En el fondo, hemos pasado en Chile desde una modernización trunca a una


integración precaria[27]. La importante reducción de la pobreza que hemos
conseguido ha dado paso a formas inestables de integración social. Muchos
salen de la pobreza, pero la probabilidad de volver a caer en ella es
significativamente más alta que otrora. No basta con la simple expansión del
polo dinámico -hoy llamado moderno, antes civilizatorio- como estrategia
adecuada para que nuestro país y su sistema regional enfrenten con éxito los
desafíos futuros.

Las identidades territoriales

Todo grupo humano que comparte un territorio y, sobre esa base, consolida
unas relaciones sociales, económicas y culturales, o sistema de vida, tiende a
generar tradiciones, intereses comunitarios y sentimientos de arraigo. La
vinculación subjetiva con ese territorio depende, a su vez, del grado de
integración o aislamiento respecto de la sociedad mayor que dicha localización
y recursos asociados hacen posible.

Comunidad “cero”

Las identidades sociales territoriales tienen, entonces, soporte en ciertos


intereses territoriales conectados con el hecho de compartir un hábitat y un
sistema de vida y costumbres locales. Dichos intereses son progresivamente
inclusivos: interés en el hábitat, como sustento material de la vida, e interés en
la mantención de los sistemas de vida locales. Puede existir el primero sin el
segundo, pero no viceversa.

En el primer caso, estaríamos frente a una comunidad “cero” o mínima. Más


allá de sus conflictos e, incluso, de cierto grado de desintegración interna, los
miembros del grupo comparten un interés objetivo en la conservación de los
sistemas naturales y calidad material del hábitat del que depende su
supervivencia y calidad de vida.

En el segundo caso, las identidades son más desarrolladas e incluyen los


sentimientos de arraigo a las costumbres y patrimonios intangibles del grupo.
Por cierto, ello presupone interés en el cuidado del hábitat. Pero en este segundo
caso de arraigos más fuertes, debemos distinguir entre dos variantes: la primera
nacida del aislamiento social; y la segunda, del ejercicio de las preferencias de
las personas.
Comunidad “por aislamiento”

El aislamiento social, que puede ser geográfico o por condiciones


socioeconómicas, y que no pocas veces presenta ambas dimensiones, sea en
áreas rurales o en vecindarios urbanos, suele dar lugar a identidades territoriales
que son, al mismo tiempo, fuertes e inestables. En estas comunidades
predomina el aislamiento físico, el social o ambos, y suelen formarse lazos
sociales y un sentido de arraigo comunitario con más rapidez.
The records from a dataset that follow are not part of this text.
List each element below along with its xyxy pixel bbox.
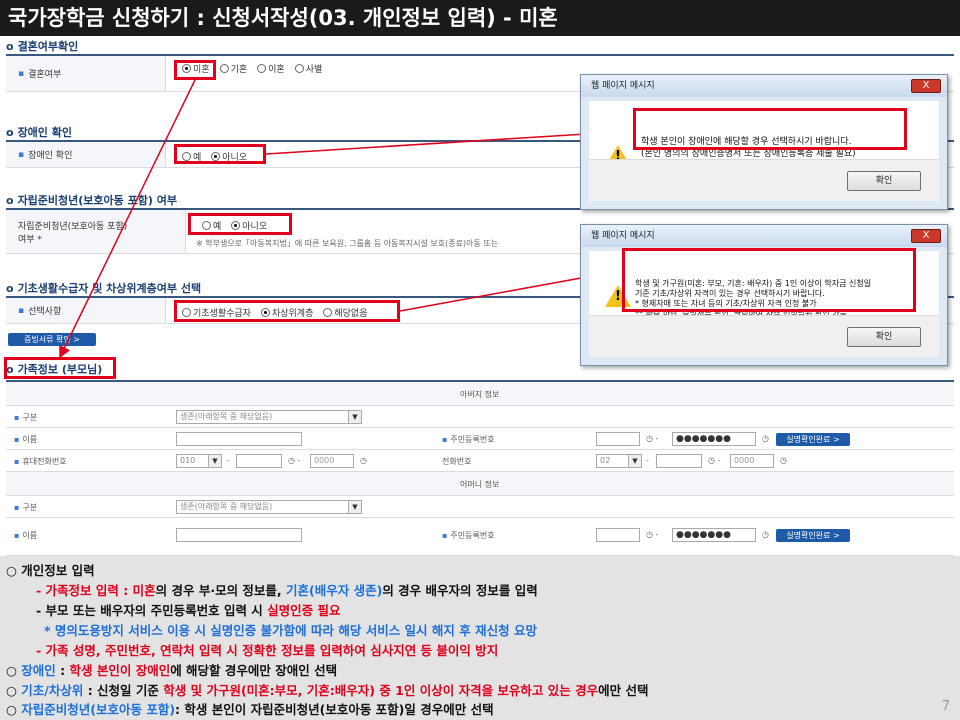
dialog-footer: 확인 — [589, 159, 939, 201]
clock-icon: ◷ - — [708, 456, 721, 465]
dialog-title: 웹 페이지 메시지 — [581, 225, 947, 247]
mother-rrn-back-input[interactable]: ●●●●●●● — [672, 528, 756, 542]
mother-type-select[interactable]: 생존(아래항목 중 해당없음) ▼ — [176, 500, 362, 514]
marital-label: ▪ 결혼여부 — [6, 56, 166, 91]
dialog-title: 웹 페이지 메시지 — [581, 75, 947, 97]
section-heading-marital: o 결혼여부확인 — [6, 40, 79, 53]
father-phone-last-input[interactable]: 0000 — [730, 454, 774, 468]
highlight-box — [633, 108, 907, 150]
note-personal-info: ○ 개인정보 입력 — [6, 563, 95, 578]
radio-married[interactable]: 기혼 — [219, 62, 247, 75]
close-button[interactable]: X — [911, 229, 941, 243]
slide-title: 국가장학금 신청하기 : 신청서작성(03. 개인정보 입력) - 미혼 — [0, 0, 960, 36]
highlight-box — [188, 213, 292, 235]
dash: - — [646, 456, 649, 465]
page-number: 7 — [941, 699, 950, 714]
mother-rrn-dash: ◷ - — [646, 530, 659, 539]
mother-header-row: 어머니 정보 — [6, 472, 954, 496]
clock-icon: ◷ — [360, 456, 367, 465]
chevron-down-icon: ▼ — [628, 455, 641, 467]
highlight-box — [622, 248, 916, 312]
section-heading-basic-living: o 기초생활수급자 및 차상위계층여부 선택 — [6, 282, 202, 295]
radio-widowed[interactable]: 사별 — [294, 62, 322, 75]
father-mobile-mid-input[interactable] — [236, 454, 282, 468]
father-phone-mid-input[interactable] — [656, 454, 702, 468]
mother-name-input[interactable] — [176, 528, 302, 542]
father-phone-prefix-select[interactable]: 02 ▼ — [596, 454, 642, 468]
note-accuracy: - 가족 성명, 주민번호, 연락처 입력 시 정확한 정보를 입력하여 심사지… — [36, 643, 499, 658]
dash: - — [226, 456, 229, 465]
evidence-check-button[interactable]: 증빙서류 확인 > — [8, 333, 96, 346]
mother-rrn-label: ▪ 주민등록번호 — [442, 531, 495, 540]
father-verify-button[interactable]: 실명확인완료 > — [776, 433, 850, 446]
mother-verify-button[interactable]: 실명확인완료 > — [776, 529, 850, 542]
chevron-down-icon: ▼ — [348, 501, 361, 513]
highlight-box — [174, 300, 400, 322]
basic-living-label: ▪ 선택사항 — [6, 298, 166, 323]
father-mobile-label: ▪ 휴대전화번호 — [14, 457, 67, 466]
ok-button[interactable]: 확인 — [847, 171, 921, 191]
close-button[interactable]: X — [911, 79, 941, 93]
father-type-label: ▪ 구분 — [14, 413, 38, 422]
section-heading-independent: o 자립준비청년(보호아동 포함) 여부 — [6, 194, 177, 207]
note-rrn-verify: - 부모 또는 배우자의 주민등록번호 입력 시 실명인증 필요 — [36, 603, 341, 618]
independent-label: 자립준비청년(보호아동 포함) 여부 * — [6, 210, 186, 253]
father-name-label: ▪ 이름 — [14, 435, 38, 444]
clock-icon: ◷ — [780, 456, 787, 465]
notes-panel: ○ 개인정보 입력 - 가족정보 입력 : 미혼의 경우 부·모의 정보를, 기… — [0, 556, 960, 720]
father-name-input[interactable] — [176, 432, 302, 446]
mother-type-label: ▪ 구분 — [14, 503, 38, 512]
father-name-row: ▪ 이름 ▪ 주민등록번호 ◷ - ●●●●●●● ◷ 실명확인완료 > — [6, 428, 954, 450]
clock-icon: ◷ - — [288, 456, 301, 465]
father-rrn-label: ▪ 주민등록번호 — [442, 435, 495, 444]
highlight-box — [174, 144, 266, 164]
highlight-box — [174, 60, 216, 80]
father-phone-row: ▪ 휴대전화번호 010 ▼ - ◷ - 0000 ◷ 전화번호 02 ▼ - ◷ -… — [6, 450, 954, 472]
father-rrn-dash: ◷ - — [646, 434, 659, 443]
note-identity-theft: * 명의도용방지 서비스 이용 시 실명인증 불가함에 따라 해당 서비스 일시… — [44, 623, 537, 638]
highlight-box — [4, 357, 116, 379]
mother-type-row: ▪ 구분 생존(아래항목 중 해당없음) ▼ — [6, 496, 954, 518]
independent-note: ※ 학부생으로「아동복지법」에 따른 보육원, 그룹홈 등 아동복지시설 보호(… — [196, 239, 499, 248]
mother-header: 어머니 정보 — [460, 480, 500, 489]
clock-icon: ◷ — [762, 530, 769, 539]
father-type-select[interactable]: 생존(아래항목 중 해당없음) ▼ — [176, 410, 362, 424]
father-rrn-front-input[interactable] — [596, 432, 640, 446]
father-mobile-prefix-select[interactable]: 010 ▼ — [176, 454, 222, 468]
mother-name-label: ▪ 이름 — [14, 531, 38, 540]
disability-label: ▪ 장애인 확인 — [6, 142, 166, 167]
father-header-row: 아버지 정보 — [6, 382, 954, 406]
mother-rrn-front-input[interactable] — [596, 528, 640, 542]
clock-icon: ◷ — [762, 434, 769, 443]
father-phone-label: 전화번호 — [442, 457, 472, 466]
note-independent: ○ 자립준비청년(보호아동 포함): 학생 본인이 자립준비청년(보호아동 포함… — [6, 702, 494, 717]
father-rrn-back-input[interactable]: ●●●●●●● — [672, 432, 756, 446]
dialog-footer: 확인 — [589, 315, 939, 357]
father-type-row: ▪ 구분 생존(아래항목 중 해당없음) ▼ — [6, 406, 954, 428]
note-family-input: - 가족정보 입력 : 미혼의 경우 부·모의 정보를, 기혼(배우자 생존)의… — [36, 583, 538, 598]
section-heading-disability: o 장애인 확인 — [6, 126, 72, 139]
mother-name-row: ▪ 이름 ▪ 주민등록번호 ◷ - ●●●●●●● ◷ 실명확인완료 > — [6, 518, 954, 556]
note-basic-living: ○ 기초/차상위 : 신청일 기준 학생 및 가구원(미혼:부모, 기혼:배우자… — [6, 683, 649, 698]
father-mobile-last-input[interactable]: 0000 — [310, 454, 354, 468]
radio-divorced[interactable]: 이혼 — [257, 62, 285, 75]
chevron-down-icon: ▼ — [348, 411, 361, 423]
ok-button[interactable]: 확인 — [847, 327, 921, 347]
father-header: 아버지 정보 — [460, 390, 500, 399]
chevron-down-icon: ▼ — [208, 455, 221, 467]
note-disability: ○ 장애인 : 학생 본인이 장애인에 해당할 경우에만 장애인 선택 — [6, 663, 338, 678]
Los grupos humanos enfrentados a condiciones de pobreza rural o urbana viven


típicamente esta situación. La ayuda mutua y su máxima de “hoy por ti, mañana
por mí” se vuelven dominantes y recursos sociales críticos. Las personas
manifiestan una fuerte identidad e incluso, a veces, un palmario sentido de
orgullo con su barrio o localidad. Pero este capital social puede adoptar formas
negativas, como es el caso de los guetos urbanos o de las redes criminales de
base territorial.

El abandono de la localidad tan fuertemente defendida, suele ser consecuencia


de que surja alguna oportunidad de trabajo o desarrollo personal en otro lugar.

Comunidad “por opción”

En contraposición, cuando el aislamiento es menor, esos lazos locales y el


arraigo se forman más lentamente. A veces nunca llegan a ser demasiado
fuertes. Se trata de comunidades formadas por la suma de voluntades
personales. La podemos denominar comunidad por opción, y describirla como
aquella en que las identidades sociales territoriales, o arraigo, tienen un carácter
más genuino y estable.

La comunidad de arraigo por opción típicamente provee a sus miembros de


condiciones mínimas de seguridad, apoyo afectivo y social, todo ello sin que
implique niveles de control social limitantes para el desarrollo de las personas,
como es habitual en comunidades primarias, en que el arraigo está alimentado
por el aislamiento social.

La integración de una comunidad territorial con la sociedad puede adoptar


muchas formas, las que influyen en el tipo específico y fuerza de las identidades
territoriales. Además, las personas despliegan estrategias individuales de
integración y no tan solo grupales, como la migración o el relativo aislamiento
en su propia vida (y ensimismamiento sicológico).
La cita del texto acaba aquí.